Background: For suckling dairy calves, different management routines to ensure sufficient colostrum intake are applied: visual assessment, hand feeding supplemental colostrum or assistance. However, knowledge on the efficacy of these methods to prevent failure of passive transfer [FPT: serum immunoglobulin (IgG) < 10 g/L] is lacking. Our objectives were to explore FPT prevalence in suckling dairy calves and associations with common management routines to ensure colostrum intake. From 20 organic herds, 156 calf blood samples (mean ± SD; 7.8 ± 1.24 per herd) and 141 colostrum samples from the dams were analysed. All calves suckled the dam. Factors known to affect serum and colostrum IgG were evaluated, including the method applied by the producer to ensure calf colostrum intake and whether it deviated from routine practice for any reason. Results: The prevalence of FPT was 31%. Mean serum and colostrum IgG (± SD) were 16.0 ± 10.0 g/L and 39.4 ± 26.4 g/L, respectively. Only colostrum IgG was found to have a statistically significant influence on the prevalence of FPT. Variation in serum IgG was also explained mainly by colostrum IgG. Of calves receiving colostrum according to farm routine, calves receiving supplemental colostrum with a bottle had lower serum IgG levels than did calves receiving no additional colostrum. However, no within-herd effect was found. With a high between-herd variation, colostrum IgG ranged from 2 to 135 g/L, and only 23% of the samples had a IgG content > 50 g/L. Colostrum IgG was significantly higher in samples collected during spring, compared to samples collected during winter, and lower in 2nd parity cows.

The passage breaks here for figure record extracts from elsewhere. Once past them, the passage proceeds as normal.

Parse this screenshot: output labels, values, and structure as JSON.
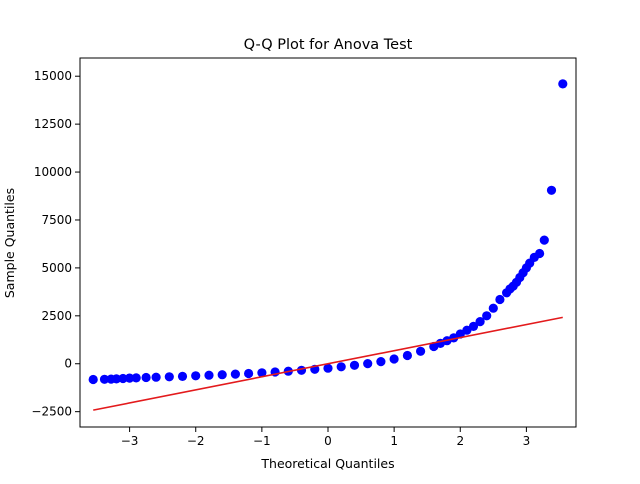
{
  "chart_data": {
    "type": "scatter",
    "title": "Q-Q Plot for Anova Test",
    "xlabel": "Theoretical Quantiles",
    "ylabel": "Sample Quantiles",
    "xlim": [
      -3.75,
      3.75
    ],
    "ylim": [
      -3300,
      15950
    ],
    "x_ticks": [
      -3,
      -2,
      -1,
      0,
      1,
      2,
      3
    ],
    "x_tick_labels": [
      "−3",
      "−2",
      "−1",
      "0",
      "1",
      "2",
      "3"
    ],
    "y_ticks": [
      -2500,
      0,
      2500,
      5000,
      7500,
      10000,
      12500,
      15000
    ],
    "y_tick_labels": [
      "−2500",
      "0",
      "2500",
      "5000",
      "7500",
      "10000",
      "12500",
      "15000"
    ],
    "grid": false,
    "legend": "none",
    "series": [
      {
        "kind": "points",
        "color": "#0000ff",
        "x": [
          -3.55,
          -3.38,
          -3.28,
          -3.2,
          -3.1,
          -3.0,
          -2.9,
          -2.75,
          -2.6,
          -2.4,
          -2.2,
          -2.0,
          -1.8,
          -1.6,
          -1.4,
          -1.2,
          -1.0,
          -0.8,
          -0.6,
          -0.4,
          -0.2,
          0.0,
          0.2,
          0.4,
          0.6,
          0.8,
          1.0,
          1.2,
          1.4,
          1.6,
          1.7,
          1.8,
          1.9,
          2.0,
          2.1,
          2.2,
          2.3,
          2.4,
          2.5,
          2.6,
          2.7,
          2.75,
          2.8,
          2.85,
          2.9,
          2.95,
          3.0,
          3.05,
          3.12,
          3.2,
          3.27,
          3.38,
          3.55
        ],
        "y": [
          -820,
          -810,
          -800,
          -790,
          -770,
          -750,
          -740,
          -720,
          -700,
          -680,
          -660,
          -630,
          -600,
          -570,
          -540,
          -510,
          -470,
          -430,
          -390,
          -340,
          -290,
          -230,
          -160,
          -80,
          10,
          110,
          250,
          430,
          650,
          900,
          1060,
          1200,
          1350,
          1550,
          1750,
          1950,
          2200,
          2500,
          2900,
          3350,
          3700,
          3900,
          4050,
          4250,
          4500,
          4750,
          5000,
          5250,
          5550,
          5750,
          6450,
          9050,
          14600
        ]
      },
      {
        "kind": "line",
        "color": "#e31a1c",
        "x": [
          -3.55,
          3.55
        ],
        "y": [
          -2420,
          2420
        ]
      }
    ]
  }
}
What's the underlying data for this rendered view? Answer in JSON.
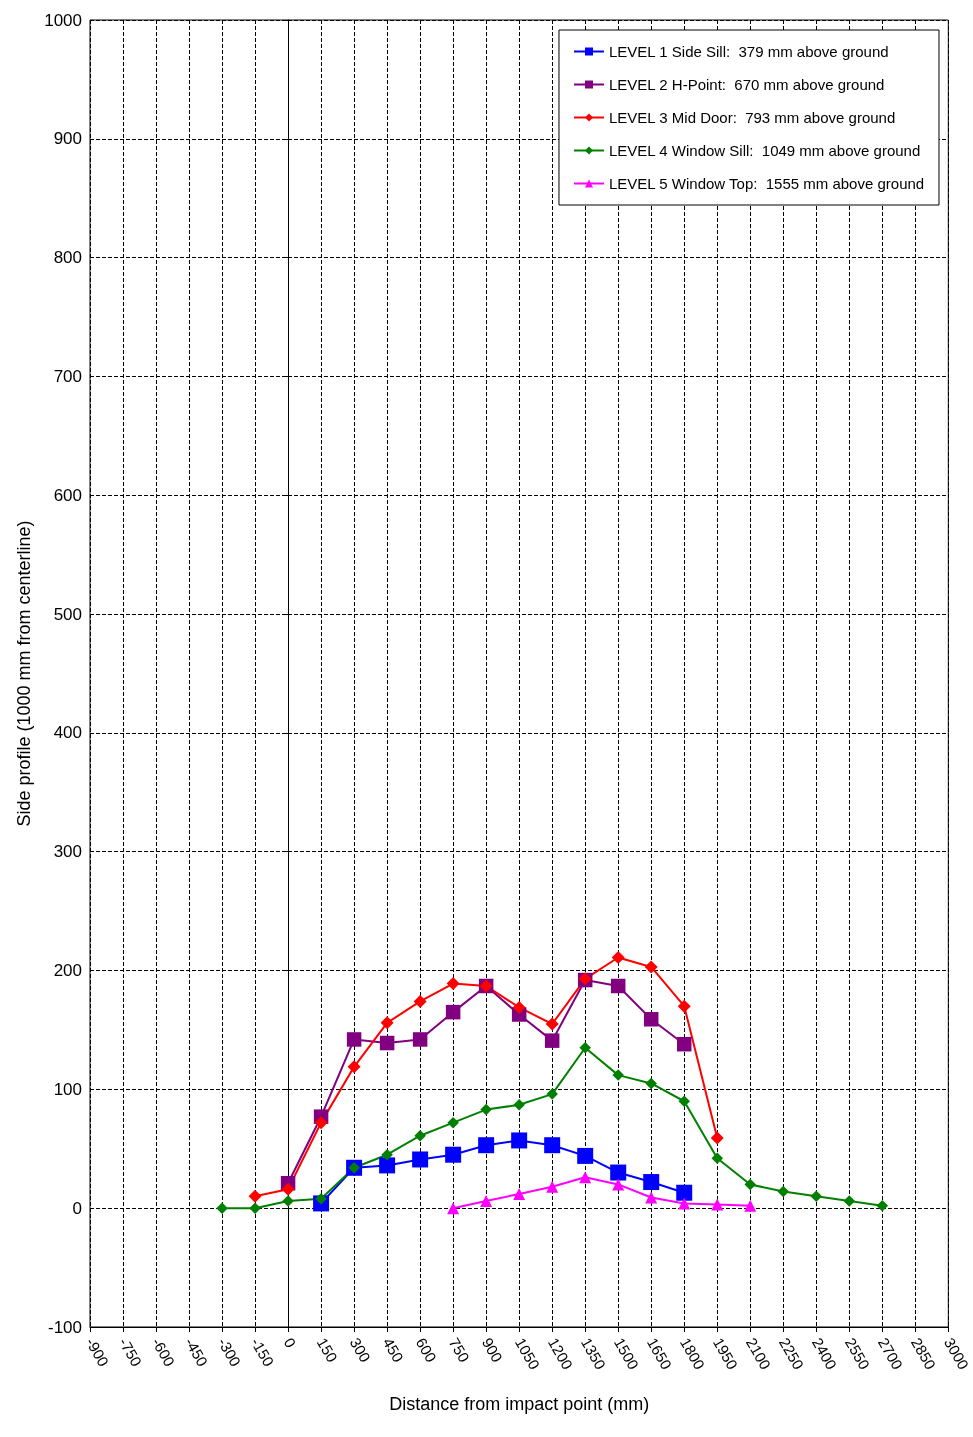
{
  "chart_data": {
    "type": "line",
    "xlabel": "Distance from impact point (mm)",
    "ylabel": "Side profile (1000 mm from centerline)",
    "xlim": [
      -900,
      3000
    ],
    "xticks": [
      -900,
      -750,
      -600,
      -450,
      -300,
      -150,
      0,
      150,
      300,
      450,
      600,
      750,
      900,
      1050,
      1200,
      1350,
      1500,
      1650,
      1800,
      1950,
      2100,
      2250,
      2400,
      2550,
      2700,
      2850,
      3000
    ],
    "ylim": [
      -100,
      1000
    ],
    "yticks": [
      -100,
      0,
      100,
      200,
      300,
      400,
      500,
      600,
      700,
      800,
      900,
      1000
    ],
    "grid": true,
    "legend": "top right",
    "line_style": "solid",
    "series": [
      {
        "name": "LEVEL 1 Side Sill:  379 mm above ground",
        "color": "#0000ff",
        "marker": "square",
        "x": [
          150,
          300,
          450,
          600,
          750,
          900,
          1050,
          1200,
          1350,
          1500,
          1650,
          1800
        ],
        "values": [
          4,
          34,
          36,
          41,
          45,
          53,
          57,
          53,
          44,
          30,
          22,
          13
        ]
      },
      {
        "name": "LEVEL 2 H-Point:  670 mm above ground",
        "color": "#800080",
        "marker": "square",
        "x": [
          0,
          150,
          300,
          450,
          600,
          750,
          900,
          1050,
          1200,
          1350,
          1500,
          1650,
          1800
        ],
        "values": [
          21,
          77,
          142,
          139,
          142,
          165,
          187,
          163,
          141,
          192,
          187,
          159,
          138
        ]
      },
      {
        "name": "LEVEL 3 Mid Door:  793 mm above ground",
        "color": "#ff0000",
        "marker": "diamond",
        "x": [
          -150,
          0,
          150,
          300,
          450,
          600,
          750,
          900,
          1050,
          1200,
          1350,
          1500,
          1650,
          1800,
          1950
        ],
        "values": [
          10,
          16,
          72,
          119,
          156,
          174,
          189,
          187,
          169,
          155,
          193,
          211,
          203,
          170,
          59
        ]
      },
      {
        "name": "LEVEL 4 Window Sill:  1049 mm above ground",
        "color": "#008000",
        "marker": "diamond",
        "x": [
          -300,
          -150,
          0,
          150,
          300,
          450,
          600,
          750,
          900,
          1050,
          1200,
          1350,
          1500,
          1650,
          1800,
          1950,
          2100,
          2250,
          2400,
          2550,
          2700
        ],
        "values": [
          0,
          0,
          6,
          8,
          34,
          45,
          61,
          72,
          83,
          87,
          96,
          135,
          112,
          105,
          90,
          42,
          20,
          14,
          10,
          6,
          2
        ]
      },
      {
        "name": "LEVEL 5 Window Top:  1555 mm above ground",
        "color": "#ff00ff",
        "marker": "triangle",
        "x": [
          750,
          900,
          1050,
          1200,
          1350,
          1500,
          1650,
          1800,
          1950,
          2100
        ],
        "values": [
          0,
          6,
          12,
          18,
          26,
          20,
          9,
          4,
          3,
          2
        ]
      }
    ]
  }
}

Conclusions: The results indicate that for calves capable of finding the udder and suckling independently, there is no direct benefit of routinely hand feeding colostrum although herd level factors (e.g. feeding, management etc.) may play an important role. FPT prevalence in this study was high, and comparable to that of calves in conventional herds, separating cow and calf at birth. Still, the findings of a high FPT prevalence and inferior colostrum quality indicates a need for improved awareness among dairy producers practicing cow-calf suckling.